I kissed their pillows one last time before I left, in case, God forbid, something should happen to me.
Ralf brings me to the airport. It was a bit like our old dating days when I would visit him in Milan for the weekend and he would bring me to the train station to return to Germany. . . but only almost because now we are partners in this different life that includes children.
He leaves me to go through security and I face a stern security guard who wants to throw away my eye cream because I hadn't put it in a plastic bag.
'Go ahead,' I tell her. She doesn't like this. She wants me to go get a plastic bag.
'I don't have time,' I tell her.
'Then we must throw it away,' she says.
'Go for it,' I say.
'You understand, that's the rule,' she says.

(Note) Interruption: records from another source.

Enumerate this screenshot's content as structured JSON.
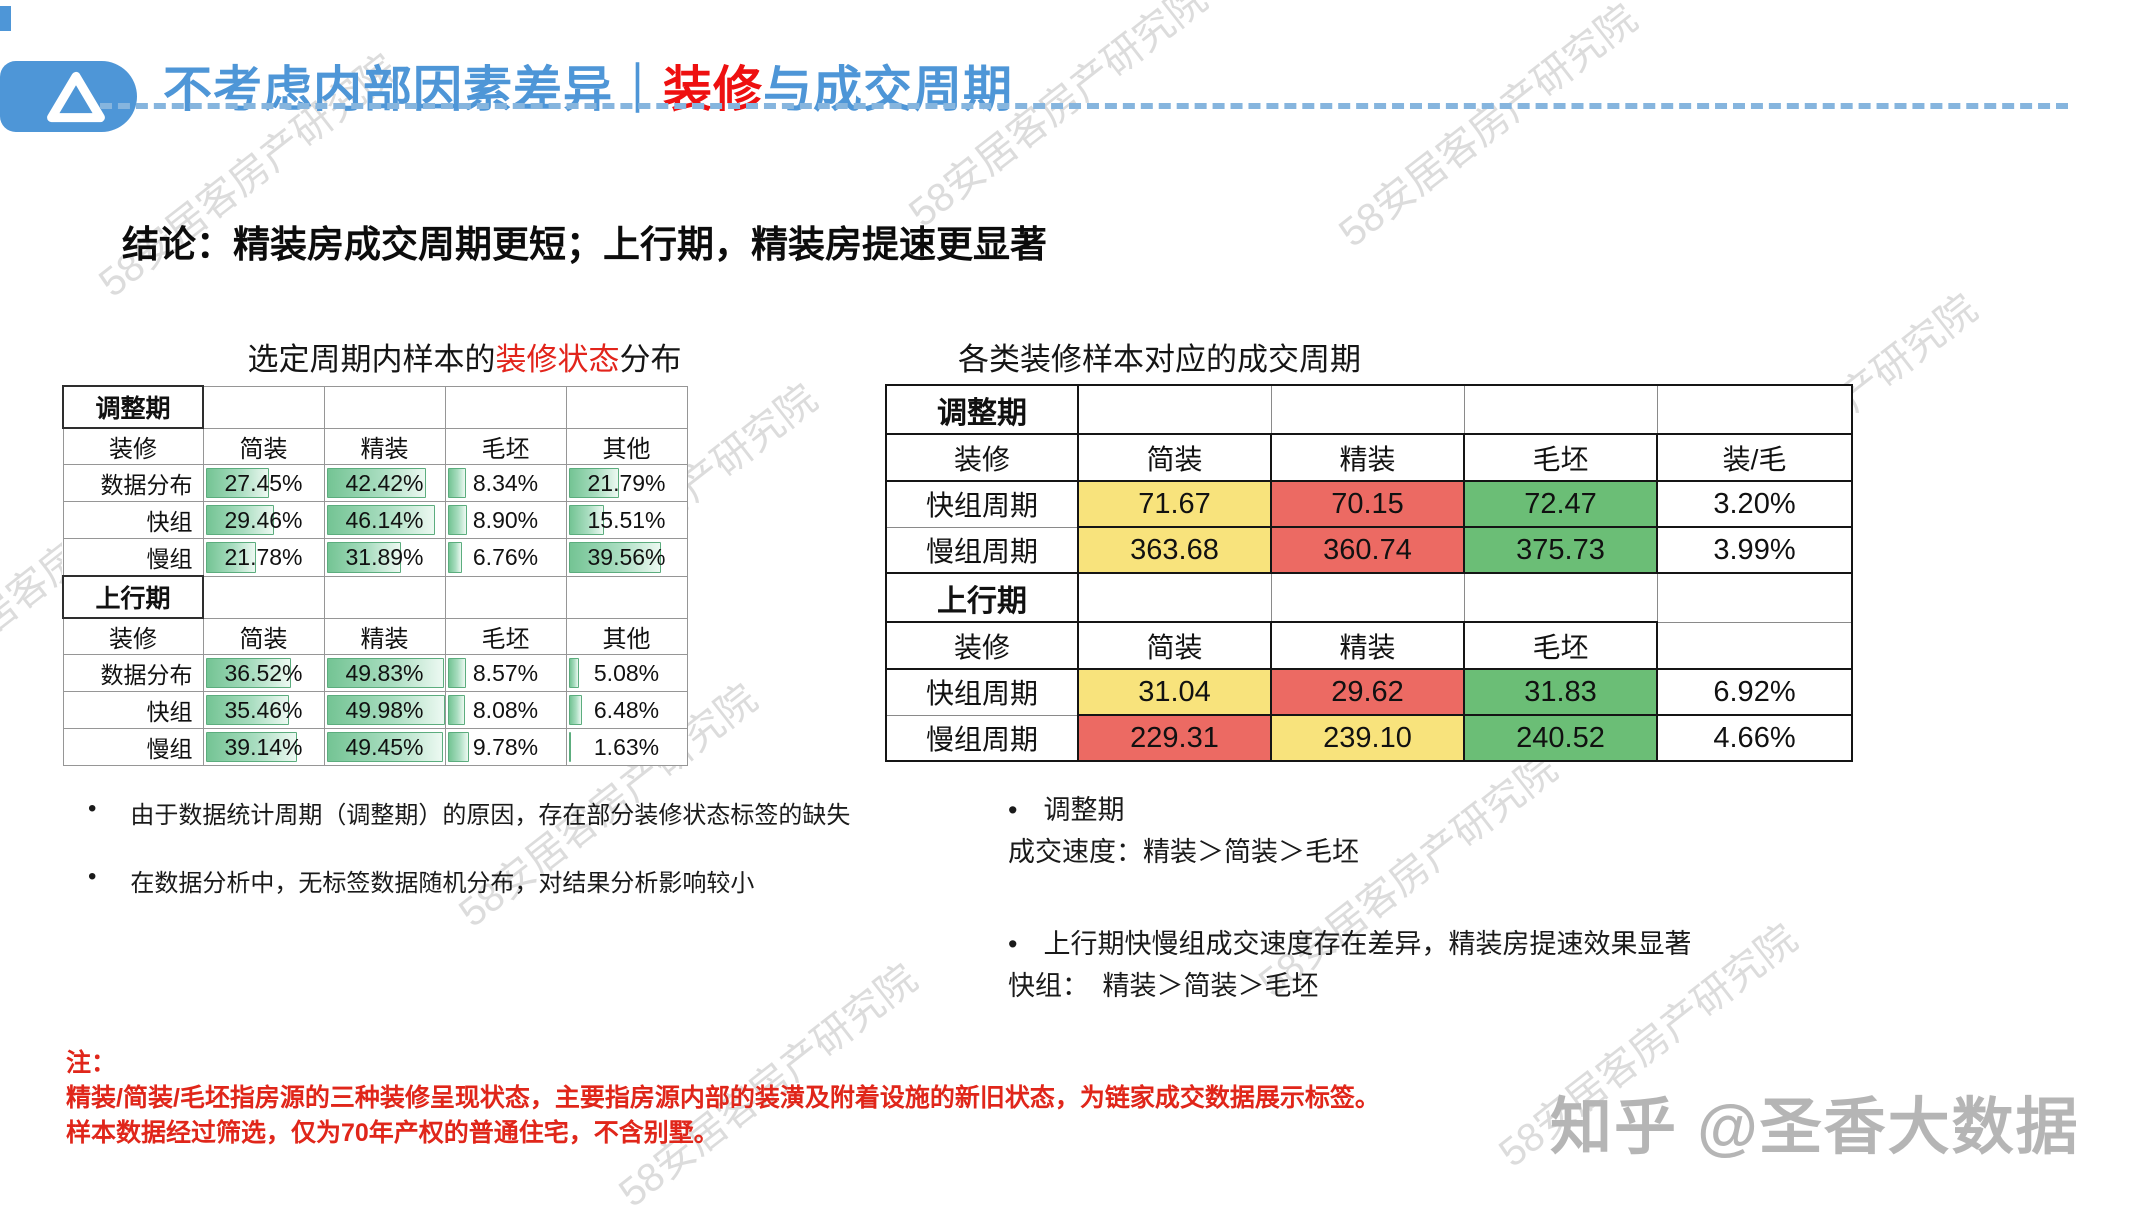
{
  "header": {
    "title_part1": "不考虑内部因素差异｜",
    "title_red": "装修",
    "title_part2": "与成交周期"
  },
  "conclusion": "结论：精装房成交周期更短；上行期，精装房提速更显著",
  "colors": {
    "accent_blue": "#4E96D7",
    "accent_red": "#EE1010",
    "dashed_rule_blue": "#86B5DE",
    "databar_green": "#74C494",
    "cell_yellow": "#F8E37C",
    "cell_red": "#EC6A63",
    "cell_green": "#6BBE76",
    "cell_white": "#FFFFFF",
    "footnote_red": "#E0261A",
    "watermark_gray": "#969696",
    "zhihu_gray": "#B5B5B5"
  },
  "left_table": {
    "title_pre": "选定周期内样本的",
    "title_red": "装修状态",
    "title_post": "分布",
    "bar_scale_max": 50,
    "sections": [
      {
        "period": "调整期",
        "columns": [
          "装修",
          "简装",
          "精装",
          "毛坯",
          "其他"
        ],
        "rows": [
          {
            "label": "数据分布",
            "values": [
              "27.45%",
              "42.42%",
              "8.34%",
              "21.79%"
            ]
          },
          {
            "label": "快组",
            "values": [
              "29.46%",
              "46.14%",
              "8.90%",
              "15.51%"
            ]
          },
          {
            "label": "慢组",
            "values": [
              "21.78%",
              "31.89%",
              "6.76%",
              "39.56%"
            ]
          }
        ]
      },
      {
        "period": "上行期",
        "columns": [
          "装修",
          "简装",
          "精装",
          "毛坯",
          "其他"
        ],
        "rows": [
          {
            "label": "数据分布",
            "values": [
              "36.52%",
              "49.83%",
              "8.57%",
              "5.08%"
            ]
          },
          {
            "label": "快组",
            "values": [
              "35.46%",
              "49.98%",
              "8.08%",
              "6.48%"
            ]
          },
          {
            "label": "慢组",
            "values": [
              "39.14%",
              "49.45%",
              "9.78%",
              "1.63%"
            ]
          }
        ]
      }
    ]
  },
  "right_table": {
    "title": "各类装修样本对应的成交周期",
    "sections": [
      {
        "period": "调整期",
        "columns": [
          "装修",
          "简装",
          "精装",
          "毛坯",
          "装/毛"
        ],
        "rows": [
          {
            "label": "快组周期",
            "cells": [
              {
                "text": "71.67",
                "bg": "cell_yellow"
              },
              {
                "text": "70.15",
                "bg": "cell_red"
              },
              {
                "text": "72.47",
                "bg": "cell_green"
              },
              {
                "text": "3.20%",
                "bg": "cell_white"
              }
            ]
          },
          {
            "label": "慢组周期",
            "cells": [
              {
                "text": "363.68",
                "bg": "cell_yellow"
              },
              {
                "text": "360.74",
                "bg": "cell_red"
              },
              {
                "text": "375.73",
                "bg": "cell_green"
              },
              {
                "text": "3.99%",
                "bg": "cell_white"
              }
            ]
          }
        ]
      },
      {
        "period": "上行期",
        "columns": [
          "装修",
          "简装",
          "精装",
          "毛坯",
          ""
        ],
        "rows": [
          {
            "label": "快组周期",
            "cells": [
              {
                "text": "31.04",
                "bg": "cell_yellow"
              },
              {
                "text": "29.62",
                "bg": "cell_red"
              },
              {
                "text": "31.83",
                "bg": "cell_green"
              },
              {
                "text": "6.92%",
                "bg": "cell_white"
              }
            ]
          },
          {
            "label": "慢组周期",
            "cells": [
              {
                "text": "229.31",
                "bg": "cell_red"
              },
              {
                "text": "239.10",
                "bg": "cell_yellow"
              },
              {
                "text": "240.52",
                "bg": "cell_green"
              },
              {
                "text": "4.66%",
                "bg": "cell_white"
              }
            ]
          }
        ]
      }
    ]
  },
  "notes_left": [
    "由于数据统计周期（调整期）的原因，存在部分装修状态标签的缺失",
    "在数据分析中，无标签数据随机分布，对结果分析影响较小"
  ],
  "notes_right": {
    "bullet1": "调整期",
    "line1": "成交速度：精装＞简装＞毛坯",
    "bullet2": "上行期快慢组成交速度存在差异，精装房提速效果显著",
    "line2": "快组：　精装＞简装＞毛坯"
  },
  "footnote": {
    "label": "注：",
    "line1": "精装/简装/毛坯指房源的三种装修呈现状态，主要指房源内部的装潢及附着设施的新旧状态，为链家成交数据展示标签。",
    "line2": "样本数据经过筛选，仅为70年产权的普通住宅，不含别墅。"
  },
  "watermarks": {
    "diagonal_text": "58安居客房产研究院",
    "zhihu": "知乎 @圣香大数据"
  }
}
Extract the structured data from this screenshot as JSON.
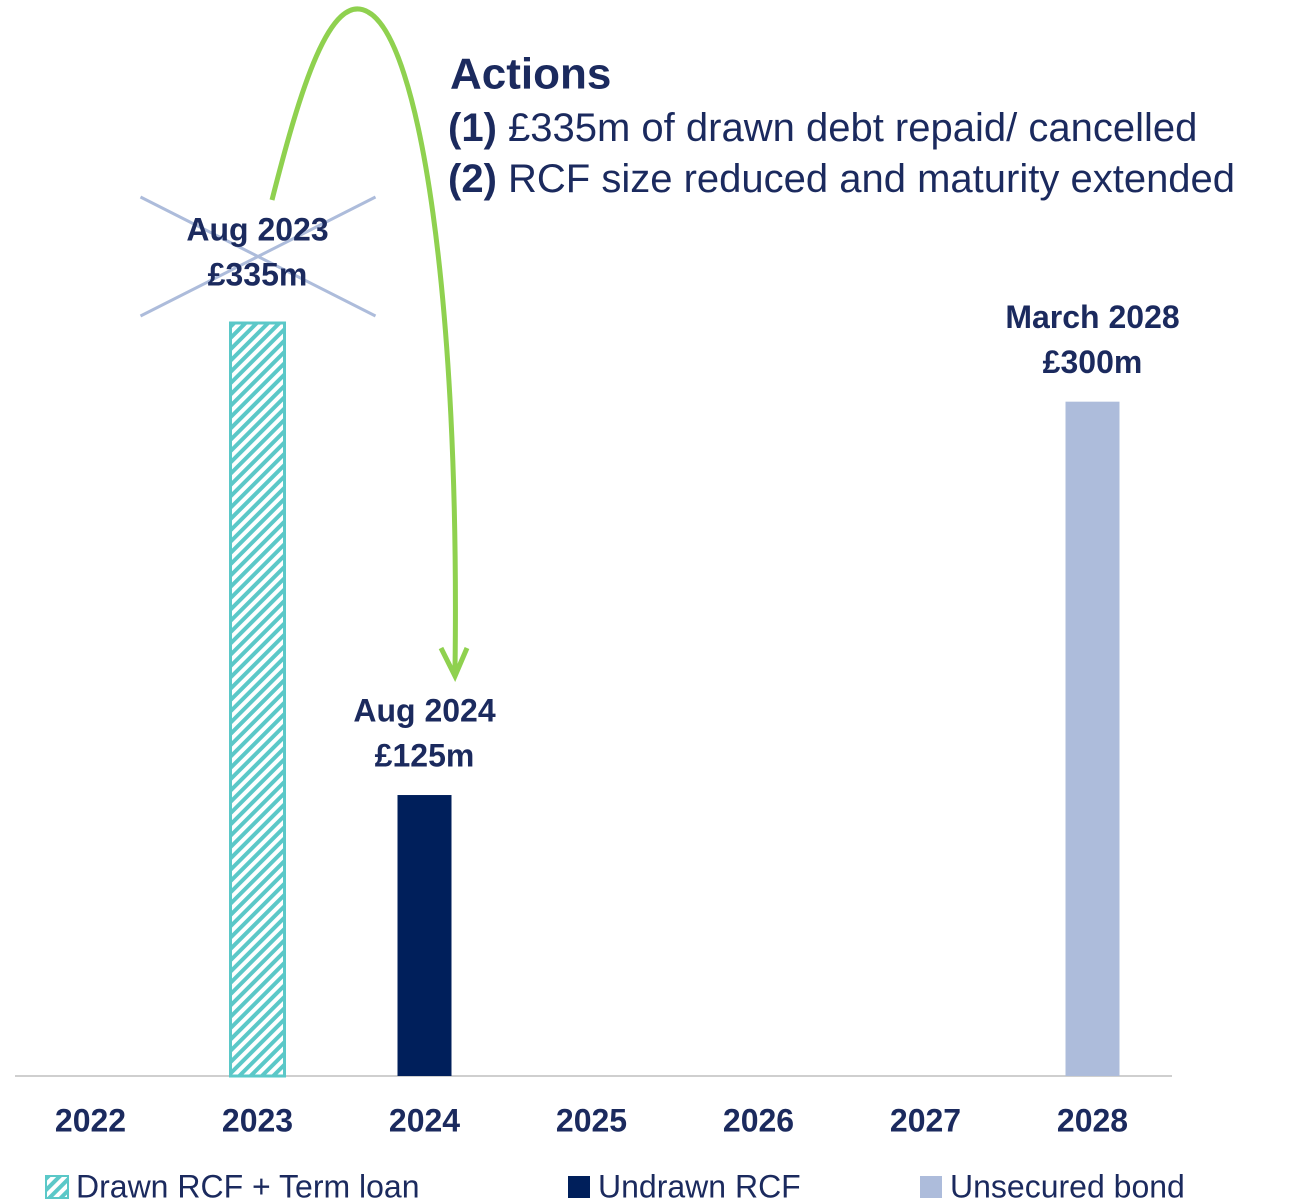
{
  "chart_data": {
    "type": "bar",
    "categories": [
      "2022",
      "2023",
      "2024",
      "2025",
      "2026",
      "2027",
      "2028"
    ],
    "ylim": [
      0,
      335
    ],
    "series": [
      {
        "name": "Drawn RCF + Term loan",
        "color": "#5bc8c8",
        "pattern": "hatch",
        "values": [
          null,
          335,
          null,
          null,
          null,
          null,
          null
        ],
        "value_labels": [
          null,
          "£335m",
          null,
          null,
          null,
          null,
          null
        ],
        "date_labels": [
          null,
          "Aug 2023",
          null,
          null,
          null,
          null,
          null
        ],
        "crossed_out": true
      },
      {
        "name": "Undrawn RCF",
        "color": "#001f5b",
        "values": [
          null,
          null,
          125,
          null,
          null,
          null,
          null
        ],
        "value_labels": [
          null,
          null,
          "£125m",
          null,
          null,
          null,
          null
        ],
        "date_labels": [
          null,
          null,
          "Aug 2024",
          null,
          null,
          null,
          null
        ]
      },
      {
        "name": "Unsecured bond",
        "color": "#adbcdb",
        "values": [
          null,
          null,
          null,
          null,
          null,
          null,
          300
        ],
        "value_labels": [
          null,
          null,
          null,
          null,
          null,
          null,
          "£300m"
        ],
        "date_labels": [
          null,
          null,
          null,
          null,
          null,
          null,
          "March 2028"
        ]
      }
    ],
    "annotations": {
      "title": "Actions",
      "items": [
        {
          "number": "(1)",
          "text": "£335m of drawn debt repaid/ cancelled"
        },
        {
          "number": "(2)",
          "text": "RCF size reduced and maturity extended"
        }
      ]
    }
  }
}
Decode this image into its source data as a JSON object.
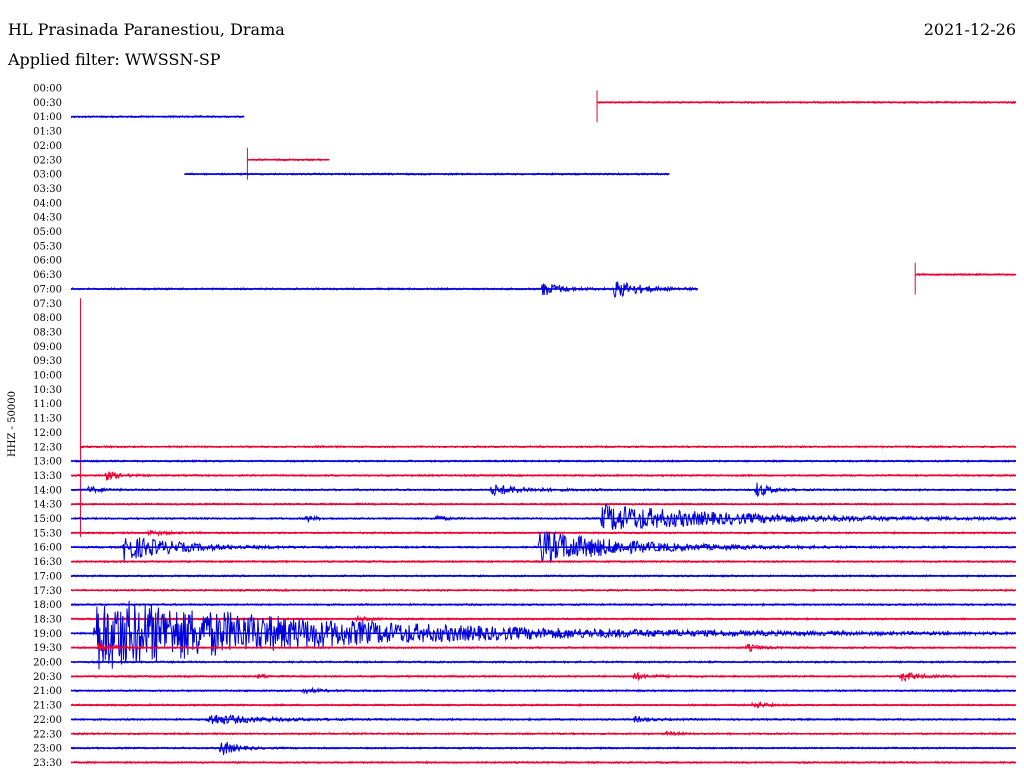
{
  "header": {
    "station": "HL Prasinada Paranestiou, Drama",
    "date": "2021-12-26",
    "filter": "Applied filter: WWSSN-SP"
  },
  "colors": {
    "blue": "#0000dd",
    "red": "#ee0033",
    "text": "#000000"
  },
  "chart_data": {
    "type": "line",
    "title": "",
    "ylabel": "HHZ - 50000",
    "xlim": [
      0,
      30
    ],
    "row_interval_minutes": 30,
    "rows": [
      "00:00",
      "00:30",
      "01:00",
      "01:30",
      "02:00",
      "02:30",
      "03:00",
      "03:30",
      "04:00",
      "04:30",
      "05:00",
      "05:30",
      "06:00",
      "06:30",
      "07:00",
      "07:30",
      "08:00",
      "08:30",
      "09:00",
      "09:30",
      "10:00",
      "10:30",
      "11:00",
      "11:30",
      "12:00",
      "12:30",
      "13:00",
      "13:30",
      "14:00",
      "14:30",
      "15:00",
      "15:30",
      "16:00",
      "16:30",
      "17:00",
      "17:30",
      "18:00",
      "18:30",
      "19:00",
      "19:30",
      "20:00",
      "20:30",
      "21:00",
      "21:30",
      "22:00",
      "22:30",
      "23:00",
      "23:30"
    ],
    "series_colors": [
      "blue",
      "red"
    ],
    "segments": [
      {
        "row": 1,
        "start": 16.7,
        "end": 30,
        "color": "red",
        "spike_at": 16.7
      },
      {
        "row": 2,
        "start": 0,
        "end": 5.5,
        "color": "blue"
      },
      {
        "row": 5,
        "start": 5.6,
        "end": 8.2,
        "color": "red",
        "spike_at": 5.6
      },
      {
        "row": 6,
        "start": 3.6,
        "end": 19.0,
        "color": "blue"
      },
      {
        "row": 13,
        "start": 26.8,
        "end": 30,
        "color": "red",
        "spike_at": 26.8
      },
      {
        "row": 14,
        "start": 0,
        "end": 19.9,
        "color": "blue"
      },
      {
        "row": 25,
        "start": 0.3,
        "end": 30,
        "color": "red",
        "spike_at": 0.3
      }
    ],
    "events": [
      {
        "row": 14,
        "at": 14.9,
        "amp": 8,
        "decay": 0.6
      },
      {
        "row": 14,
        "at": 17.2,
        "amp": 10,
        "decay": 0.8
      },
      {
        "row": 27,
        "at": 1.0,
        "amp": 6,
        "decay": 0.4
      },
      {
        "row": 28,
        "at": 0.5,
        "amp": 4,
        "decay": 0.4
      },
      {
        "row": 28,
        "at": 13.3,
        "amp": 6,
        "decay": 1.0
      },
      {
        "row": 28,
        "at": 21.7,
        "amp": 9,
        "decay": 0.4
      },
      {
        "row": 30,
        "at": 7.4,
        "amp": 4,
        "decay": 0.3
      },
      {
        "row": 30,
        "at": 11.5,
        "amp": 4,
        "decay": 0.3
      },
      {
        "row": 30,
        "at": 16.8,
        "amp": 14,
        "decay": 4.0
      },
      {
        "row": 31,
        "at": 2.4,
        "amp": 3,
        "decay": 0.5
      },
      {
        "row": 32,
        "at": 1.6,
        "amp": 14,
        "decay": 1.6
      },
      {
        "row": 32,
        "at": 14.8,
        "amp": 18,
        "decay": 2.5
      },
      {
        "row": 37,
        "at": 9.0,
        "amp": 3,
        "decay": 0.4
      },
      {
        "row": 38,
        "at": 0.7,
        "amp": 38,
        "decay": 7.0
      },
      {
        "row": 39,
        "at": 0.8,
        "amp": 6,
        "decay": 0.5
      },
      {
        "row": 39,
        "at": 21.4,
        "amp": 4,
        "decay": 0.4
      },
      {
        "row": 41,
        "at": 5.9,
        "amp": 4,
        "decay": 0.2
      },
      {
        "row": 41,
        "at": 17.8,
        "amp": 4,
        "decay": 0.5
      },
      {
        "row": 41,
        "at": 26.3,
        "amp": 6,
        "decay": 0.5
      },
      {
        "row": 42,
        "at": 7.3,
        "amp": 3,
        "decay": 0.5
      },
      {
        "row": 43,
        "at": 21.6,
        "amp": 5,
        "decay": 0.3
      },
      {
        "row": 44,
        "at": 4.3,
        "amp": 6,
        "decay": 1.4
      },
      {
        "row": 44,
        "at": 17.8,
        "amp": 3,
        "decay": 0.5
      },
      {
        "row": 45,
        "at": 18.8,
        "amp": 2,
        "decay": 0.4
      },
      {
        "row": 46,
        "at": 4.7,
        "amp": 10,
        "decay": 0.4
      }
    ]
  }
}
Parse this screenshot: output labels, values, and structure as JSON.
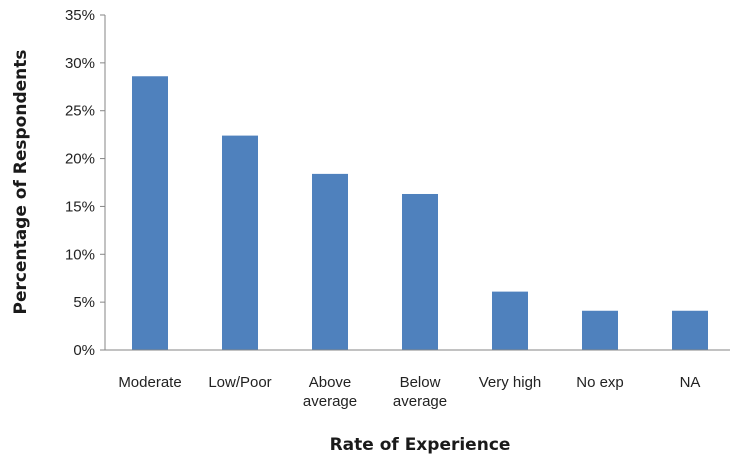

'I understand,' I assure her.
Inexplicably, however, she does not throw it away. She runs it through the machine and I furtively stick it back in my purse on the other side.
The poor Italian guy in front of me loses his shower gel, however. The penalty for having expensive toiletries, I guess.
At the gate I look around and wonder, as I always do before flying, if this will be the end of my journey. I miss my babies and melodramatically wonder if I will see them again. I wonder if my last Facebook status, 'Laura has left the room,' will be my epitaph.
But I am flying with Lufthansa. The Germans may not care about customer service but they take their engineering seriously.
On the plane I wonder how people can afford business class with their kids.
No one is sitting next to me. A small miracle.
I jot down notes for my upcoming meeting.
I read about the octuplets.
I miss my boobies.
I miss Ralf.
I am a free radical. Ten more days before I am the nucleus of my family again.
We take off and the countdown begins.